Все это не было страшным сном, наконец-то дошло до меня. Это было реальностью – страшной реальностью.

– А теперь ты вновь мне веришь?

– Да, Шерли.

– Ты веришь, что я тебя люблю… и никогда не могла бы тебе изменить?

– Верю. Рассказывай дальше. Как ты попала к этому… как ты сюда попала?

– Я была так одинока… и в таком отчаянии… С Джоан я не могла говорить… вернее, не хотела… она была для меня тем, что и раньше… чужой женщиной… И вот однажды Вернер спросил меня…

– Вернер?

– Ну да, Вернер Хенесси, молодой парень – монтажист, спросил, отчего я всегда такая грустная.

– А ты?

– Я сказала ему, что у меня большое горе.
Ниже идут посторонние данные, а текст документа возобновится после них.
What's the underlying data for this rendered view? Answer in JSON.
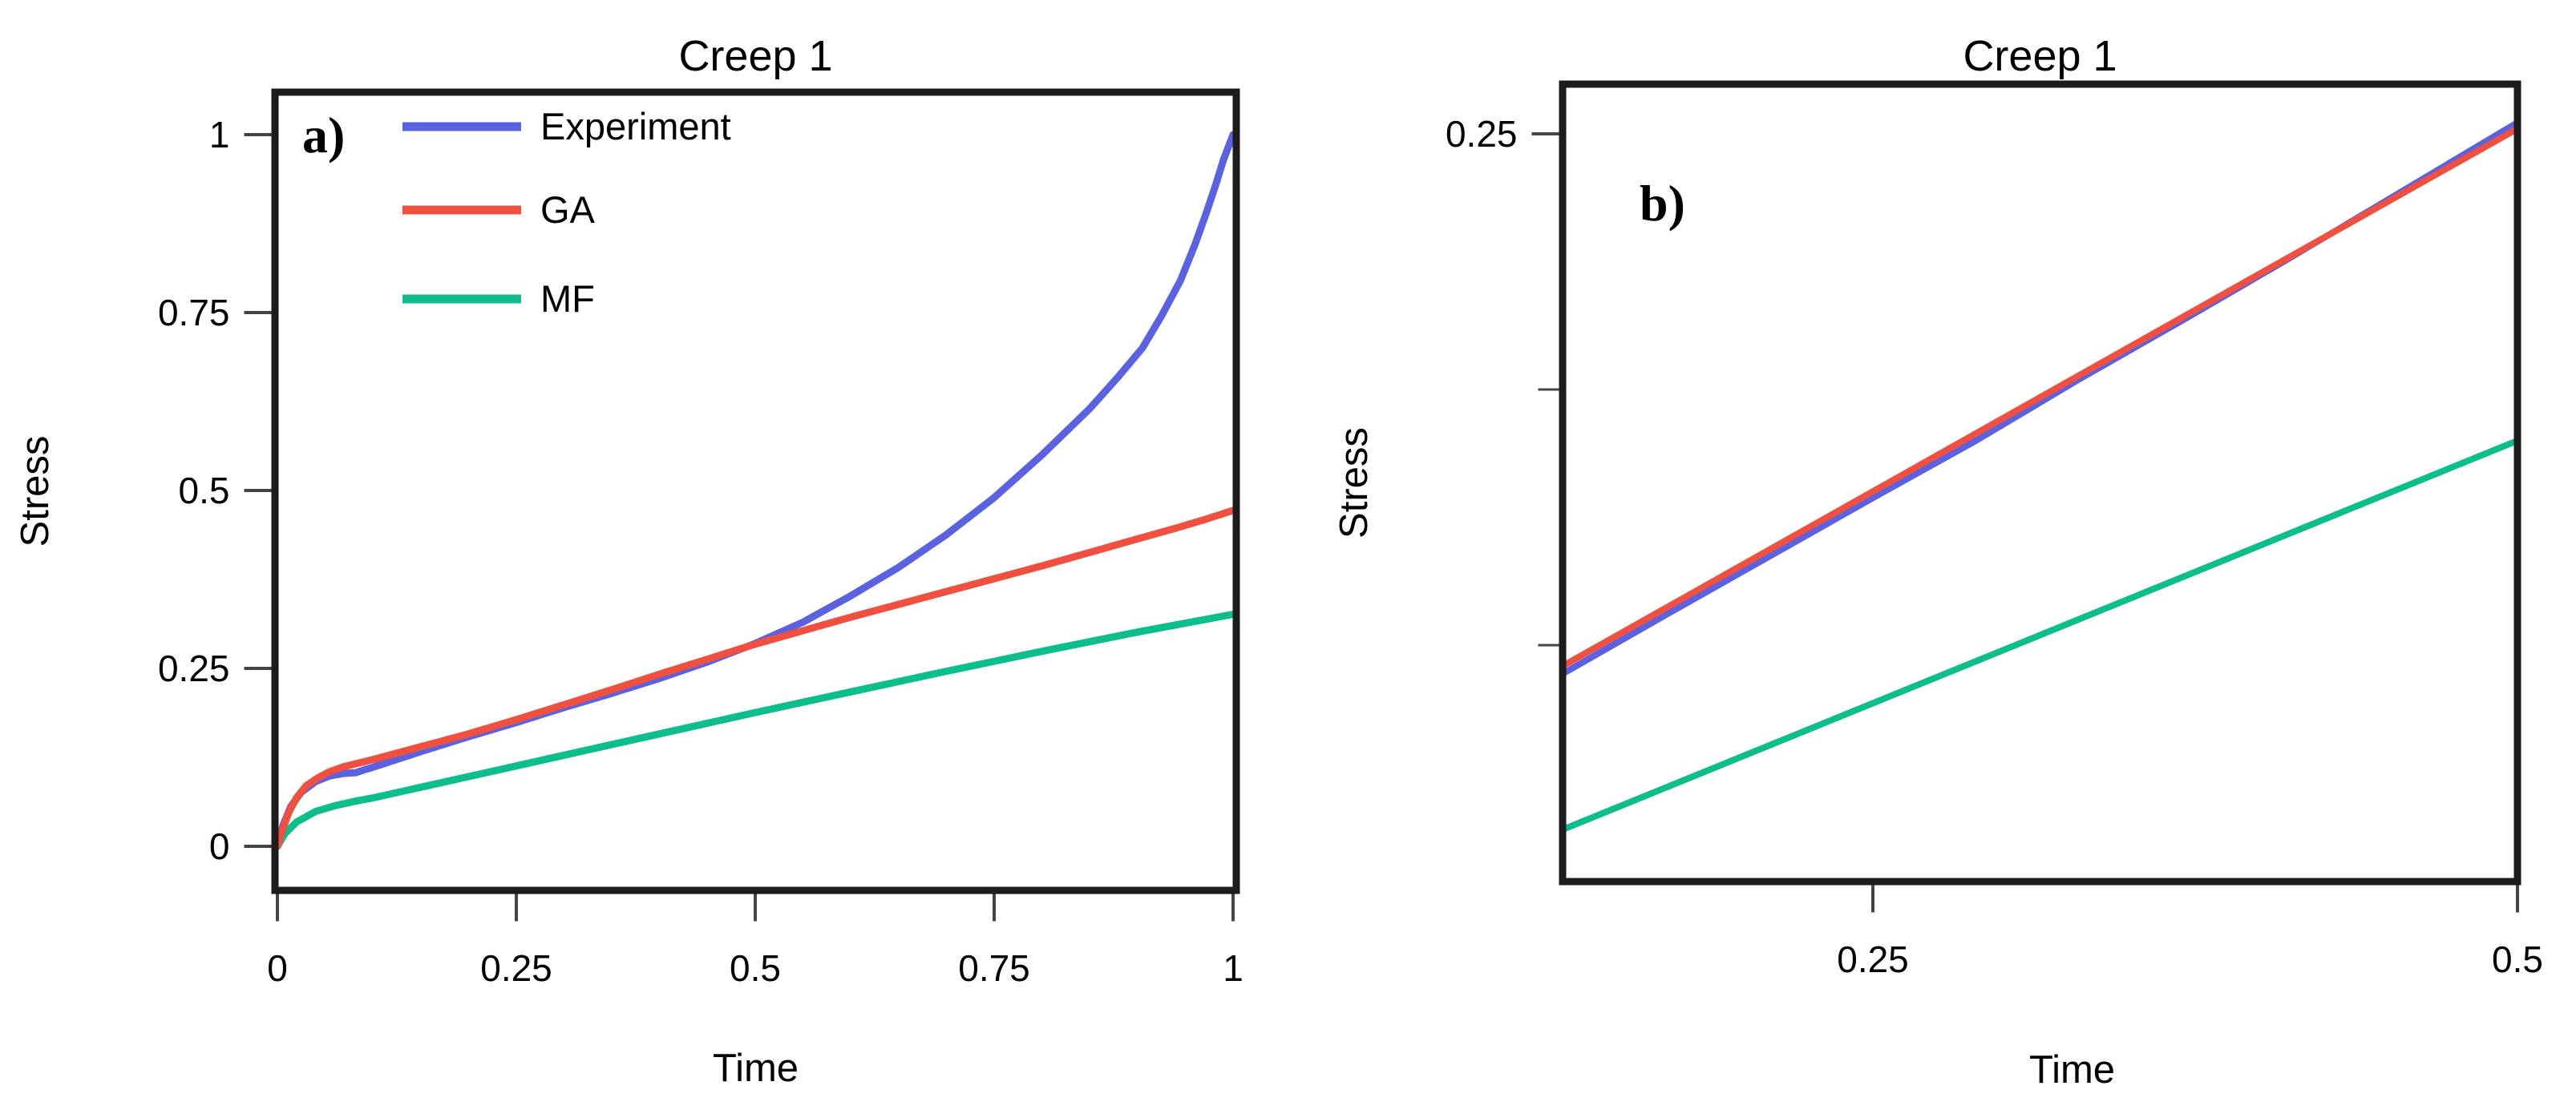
{
  "figure": {
    "background": "#ffffff",
    "border_color": "#1c1c1c",
    "tick_color": "#454545",
    "text_color": "#000000"
  },
  "chart_data": [
    {
      "type": "line",
      "panel_label": "a)",
      "title": "Creep 1",
      "xlabel": "Time",
      "ylabel": "Stress",
      "xlim": [
        -0.003,
        1.004
      ],
      "ylim": [
        -0.062,
        1.06
      ],
      "grid": false,
      "xticks": [
        {
          "v": 0,
          "label": "0"
        },
        {
          "v": 0.25,
          "label": "0.25"
        },
        {
          "v": 0.5,
          "label": "0.5"
        },
        {
          "v": 0.75,
          "label": "0.75"
        },
        {
          "v": 1,
          "label": "1"
        }
      ],
      "yticks": [
        {
          "v": 0,
          "label": "0"
        },
        {
          "v": 0.25,
          "label": "0.25"
        },
        {
          "v": 0.5,
          "label": "0.5"
        },
        {
          "v": 0.75,
          "label": "0.75"
        },
        {
          "v": 1,
          "label": "1"
        }
      ],
      "legend": {
        "position": "top-left-inside",
        "entries": [
          "Experiment",
          "GA",
          "MF"
        ]
      },
      "series": [
        {
          "name": "Experiment",
          "color": "#5a62e2",
          "x": [
            0,
            0.006,
            0.014,
            0.025,
            0.04,
            0.055,
            0.07,
            0.082,
            0.092,
            0.1,
            0.15,
            0.2,
            0.25,
            0.3,
            0.35,
            0.4,
            0.45,
            0.5,
            0.55,
            0.6,
            0.65,
            0.7,
            0.75,
            0.8,
            0.85,
            0.88,
            0.905,
            0.925,
            0.945,
            0.96,
            0.972,
            0.982,
            0.99,
            1.0
          ],
          "y": [
            0,
            0.03,
            0.056,
            0.076,
            0.091,
            0.099,
            0.1025,
            0.1035,
            0.108,
            0.111,
            0.133,
            0.154,
            0.174,
            0.195,
            0.215,
            0.236,
            0.259,
            0.285,
            0.315,
            0.352,
            0.392,
            0.438,
            0.49,
            0.55,
            0.615,
            0.66,
            0.7,
            0.745,
            0.795,
            0.845,
            0.89,
            0.93,
            0.965,
            1.0
          ]
        },
        {
          "name": "GA",
          "color": "#f0503f",
          "x": [
            0,
            0.005,
            0.012,
            0.02,
            0.03,
            0.042,
            0.055,
            0.07,
            0.085,
            0.1,
            0.15,
            0.2,
            0.25,
            0.3,
            0.35,
            0.4,
            0.45,
            0.5,
            0.55,
            0.6,
            0.65,
            0.7,
            0.75,
            0.8,
            0.85,
            0.9,
            0.94,
            0.97,
            1.0
          ],
          "y": [
            0,
            0.022,
            0.048,
            0.068,
            0.085,
            0.096,
            0.105,
            0.112,
            0.117,
            0.122,
            0.14,
            0.158,
            0.178,
            0.199,
            0.22,
            0.242,
            0.263,
            0.284,
            0.303,
            0.322,
            0.34,
            0.358,
            0.376,
            0.394,
            0.413,
            0.432,
            0.447,
            0.459,
            0.472
          ]
        },
        {
          "name": "MF",
          "color": "#0bbe8c",
          "x": [
            0,
            0.008,
            0.02,
            0.04,
            0.06,
            0.08,
            0.1,
            0.15,
            0.2,
            0.25,
            0.3,
            0.4,
            0.5,
            0.6,
            0.7,
            0.8,
            0.9,
            1.0
          ],
          "y": [
            0,
            0.018,
            0.034,
            0.049,
            0.057,
            0.063,
            0.068,
            0.083,
            0.098,
            0.113,
            0.128,
            0.158,
            0.188,
            0.217,
            0.246,
            0.274,
            0.301,
            0.326
          ]
        }
      ]
    },
    {
      "type": "line",
      "panel_label": "b)",
      "title": "Creep 1",
      "xlabel": "Time",
      "ylabel": "Stress",
      "xlim": [
        0.13,
        0.5
      ],
      "ylim": [
        0.104,
        0.26
      ],
      "grid": false,
      "xticks": [
        {
          "v": 0.25,
          "label": "0.25"
        },
        {
          "v": 0.5,
          "label": "0.5"
        }
      ],
      "yticks": [
        {
          "v": 0.25,
          "label": "0.25"
        }
      ],
      "minor_yticks": [
        0.2,
        0.15
      ],
      "series": [
        {
          "name": "Experiment",
          "color": "#5a62e2",
          "x": [
            0.13,
            0.17,
            0.21,
            0.25,
            0.29,
            0.33,
            0.37,
            0.41,
            0.45,
            0.48,
            0.5
          ],
          "y": [
            0.1445,
            0.156,
            0.1674,
            0.1788,
            0.19,
            0.202,
            0.2135,
            0.2252,
            0.2372,
            0.2462,
            0.2522
          ]
        },
        {
          "name": "GA",
          "color": "#f0503f",
          "x": [
            0.13,
            0.5
          ],
          "y": [
            0.146,
            0.251
          ]
        },
        {
          "name": "MF",
          "color": "#0bbe8c",
          "x": [
            0.13,
            0.5
          ],
          "y": [
            0.114,
            0.19
          ]
        }
      ]
    }
  ]
}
А он – только не волнуйся, прошу тебя, не волнуйся! – он сказал, что у него есть брат и что брат этот священник… совсем еще молодой, современный священник. Может быть, я хочу как-нибудь повидаться с ним и поговорить… Сначала я не хотела и думать об этом… Все эти дни я ходила по церквам… по разным церквам… и молилась за тебя… Просила Бога, чтобы он дал тебе силы завершить фильм… Но я была так одинока… и мне не с кем было поговорить… и когда Вернер, то есть Хенесси, сказал, что мне следует все же встретиться с его братом, я пошла с ним сюда.

Я взглянул в окно: приземистого дряхлого домика почти совсем не было видно из-за снега, падавшего на землю крупными хлопьями.

– Я сразу же… прониклась доверием к отцу Томасу. Он тоже сразу понял, что у меня горе. И предложил мне погулять с ним. Мы говорили и говорили… часами… Он хотел мне помочь…

– Он хотел, чтобы ты исповедалась!

– Нет, он ни разу на это не намекнул! Ни единым словом! Да я и не стала бы исповедоваться… Просто не могла – из-за ребенка… Ведь он бы обязательно сказал, что дитя должно жить. Это было бы первое, что он скажет!